For the cakes:
- 10 tablespoons melted butter
- 1/ 2 cup soft light brown sugar
- 3 large egga
- 1 1/ 2 cup self raising wholemeal flour
- 1 teaspoon Bicarbonate of Soda
- 1/ 2 teaspoon salt
- 1 teaspoon ground cinnamon
- 1/ 2 teaspoon grated nutmeg
- 1 zest orange
- 1/ 2 cup packed sultanas or raisins
- 1 1/ 4 cup peeled and grated carrots
- 2/ 3 cup toasted and chopped pecans plus extra to decorate
Preheat the oven to 180C or 350F and grease and line the bases of 2 x 18 cm sandwich tins (or use mini pre lined mini loaf cases). Put the melted butter, sugar and eggs into a large mixing bowl and whisk well until the ingredients are thoroughly combined and the mixture has almost doubled in volume.

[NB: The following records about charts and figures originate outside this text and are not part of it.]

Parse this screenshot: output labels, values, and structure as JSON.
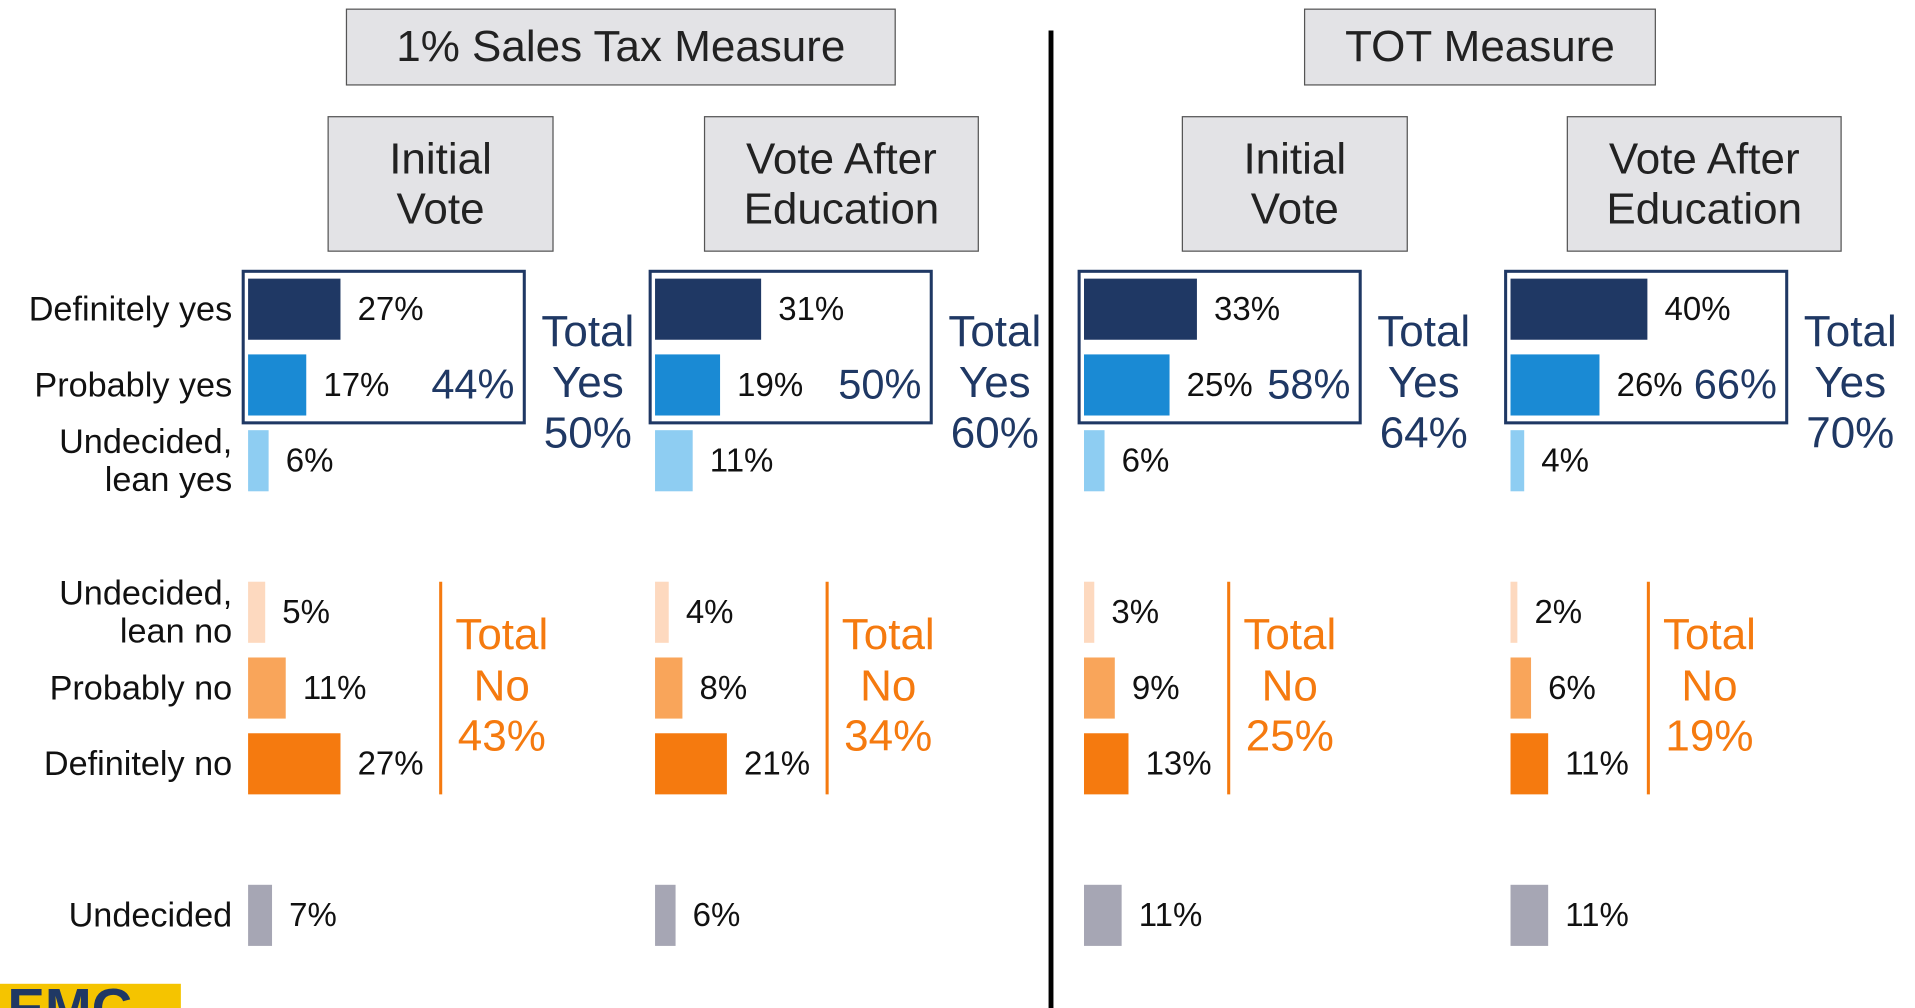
{
  "chart_data": {
    "type": "bar",
    "orientation": "horizontal",
    "categories": [
      "Definitely yes",
      "Probably yes",
      "Undecided,\nlean yes",
      "Undecided,\nlean no",
      "Probably no",
      "Definitely no",
      "Undecided"
    ],
    "colors": [
      "#1f3864",
      "#1a8ad4",
      "#8ecdf2",
      "#fdd9bf",
      "#f9a55a",
      "#f57a0f",
      "#a6a6b4"
    ],
    "total_yes_text": "Total\nYes",
    "total_no_text": "Total\nNo",
    "yes_color": "#1f3864",
    "no_color": "#f57a0f",
    "logo": "EMC",
    "measures": [
      {
        "title": "1% Sales Tax Measure",
        "panels": [
          {
            "title": "Initial\nVote",
            "values": [
              27,
              17,
              6,
              5,
              11,
              27,
              7
            ],
            "value_labels": [
              "27%",
              "17%",
              "6%",
              "5%",
              "11%",
              "27%",
              "7%"
            ],
            "top2": 44,
            "top2_label": "44%",
            "total_yes": 50,
            "total_yes_label": "50%",
            "total_no": 43,
            "total_no_label": "43%"
          },
          {
            "title": "Vote After\nEducation",
            "values": [
              31,
              19,
              11,
              4,
              8,
              21,
              6
            ],
            "value_labels": [
              "31%",
              "19%",
              "11%",
              "4%",
              "8%",
              "21%",
              "6%"
            ],
            "top2": 50,
            "top2_label": "50%",
            "total_yes": 60,
            "total_yes_label": "60%",
            "total_no": 34,
            "total_no_label": "34%"
          }
        ]
      },
      {
        "title": "TOT Measure",
        "panels": [
          {
            "title": "Initial\nVote",
            "values": [
              33,
              25,
              6,
              3,
              9,
              13,
              11
            ],
            "value_labels": [
              "33%",
              "25%",
              "6%",
              "3%",
              "9%",
              "13%",
              "11%"
            ],
            "top2": 58,
            "top2_label": "58%",
            "total_yes": 64,
            "total_yes_label": "64%",
            "total_no": 25,
            "total_no_label": "25%"
          },
          {
            "title": "Vote After\nEducation",
            "values": [
              40,
              26,
              4,
              2,
              6,
              11,
              11
            ],
            "value_labels": [
              "40%",
              "26%",
              "4%",
              "2%",
              "6%",
              "11%",
              "11%"
            ],
            "top2": 66,
            "top2_label": "66%",
            "total_yes": 70,
            "total_yes_label": "70%",
            "total_no": 19,
            "total_no_label": "19%"
          }
        ]
      }
    ]
  }
}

Sift together the flour, bicarb, salt and spices and then fold very gently into the liquid mixture, being careful to knock as little air out as possible. Fold in the remaining ingredients and divide between the tins/loaf cases. Bake for about 30 minutes until a skewer inserted into the middle comes out clean. Cool in the tins.
For the icing:
- 1 1/ 4 cup full fat cream cheese
- 1/ 4 cup soft light brown sugar
- 1/ 2 zest lemon, juiced and zested
To ice the cakes:
Meanwhile, beat together the icing ingredients and refrigerate. When the cakes are cool enough to ice, remove from the tins, top one with half the icing, and then the other cake. Ice the top, and decorate with the remaining pecans. Or, if like me you've used mini loaf cases then just ice the tops.